Наконец-то их тела слились воедино, касаясь обнаженной кожей.
– Я не слишком тяжел для тебя, cara? – прошептал Габриель.
Дженни отрицательно качнула головой и обняла его за плечи. Он перевернулся на спину, и она оказалась сверху.
– Ты совсем легкая, как пушинка или легкий ветерок… как луч солнца, но сильная. – Он закрыл глаза, лаская ее соски языком.

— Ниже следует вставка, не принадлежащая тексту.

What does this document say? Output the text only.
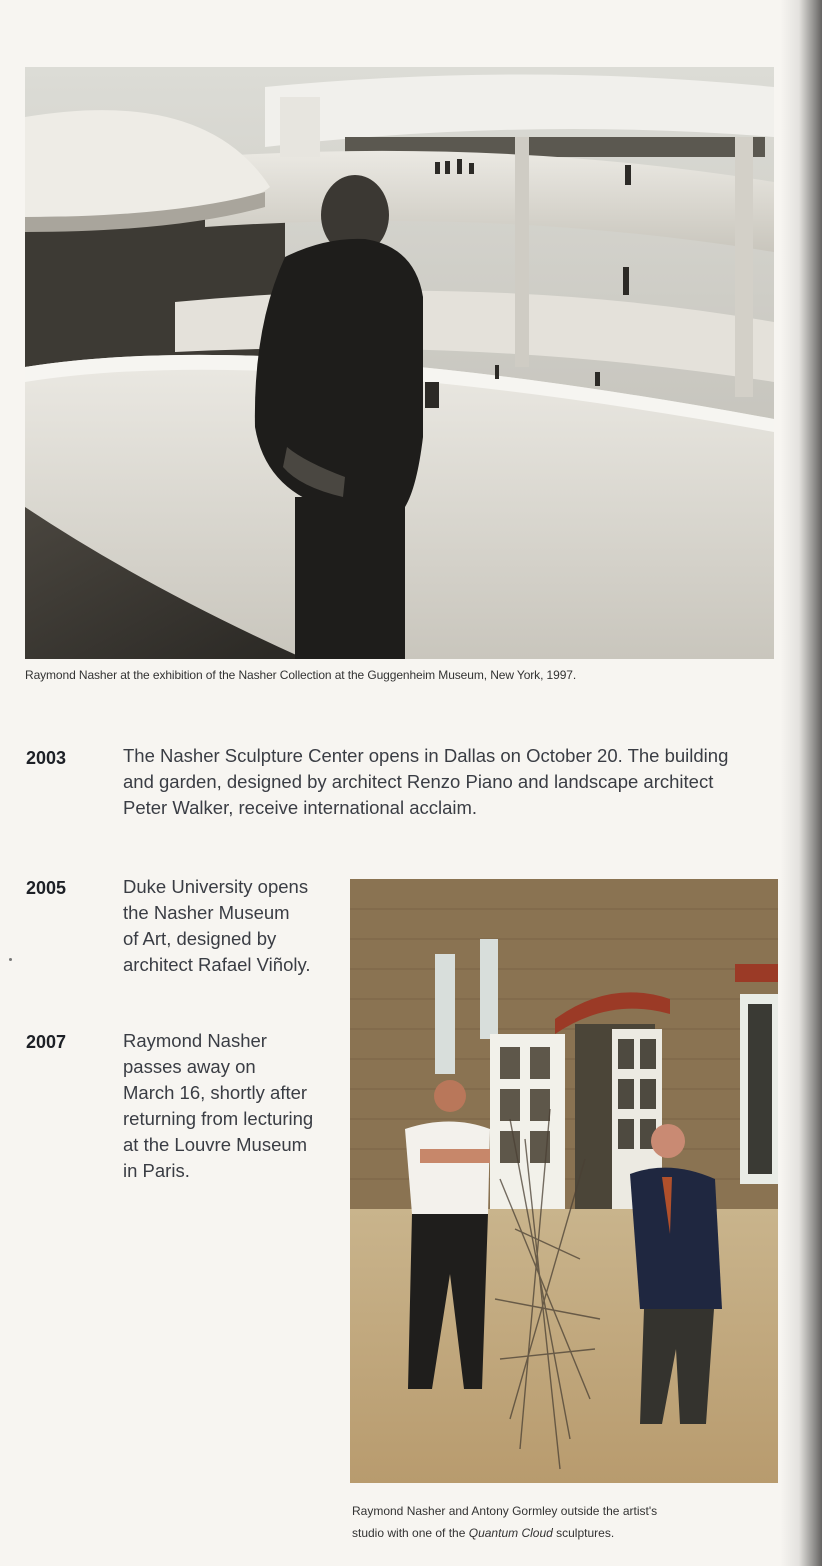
Raymond Nasher at the exhibition of the Nasher Collection at the Guggenheim Museum, New York, 1997.
2003	The Nasher Sculpture Center opens in Dallas on October 20. The building
and garden, designed by architect Renzo Piano and landscape architect
Peter Walker, receive international acclaim.
2005	Duke University opens
the Nasher Museum
of Art, designed by
architect Rafael Viñoly.
2007	Raymond Nasher
passes away on
March 16, shortly after
returning from lecturing
at the Louvre Museum
in Paris.
Raymond Nasher and Antony Gormley outside the artist's
studio with one of the Quantum Cloud sculptures.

– Я хочу… чувствовать тяжесть твоего тела, – шепнула Дженни.
– Как ты скажешь… Я хочу тебя, Дженни, – ответил он, и уложил ее на спину. Она прогнулась под ним.
– Ах… Karlek – шептала она снова и снова.
* * *
– Какой прекрасный способ изучения шведского языка! – сказал Габриель, проснувшись.
Дженни сидела в сорочке на широком подоконнике, глядя на парк и тихонько напевая.
– Что значит Karlek, cara?
– Karlek… cara… любовь.
Он рассмеялся от удовольствия, с наслаждением потянулся и резко вскочил с постели.
– Эй, вы, сидящая в лунном свете с заспанными глазками! Вы любили другого мужчину, как меня?
– Никогда, Габриель.
– Я так и думал! – завернувшись в мягкое полотенце, он подошел к двери и взял поднос. На нем стояли бутылка французского шампанского в ведерке с полурастаявшим льдом, два тонких, звенящих фужера, хлеб, нарезанное ломтиками холодное мясо и большое, прикрытое салфеткой кашпо.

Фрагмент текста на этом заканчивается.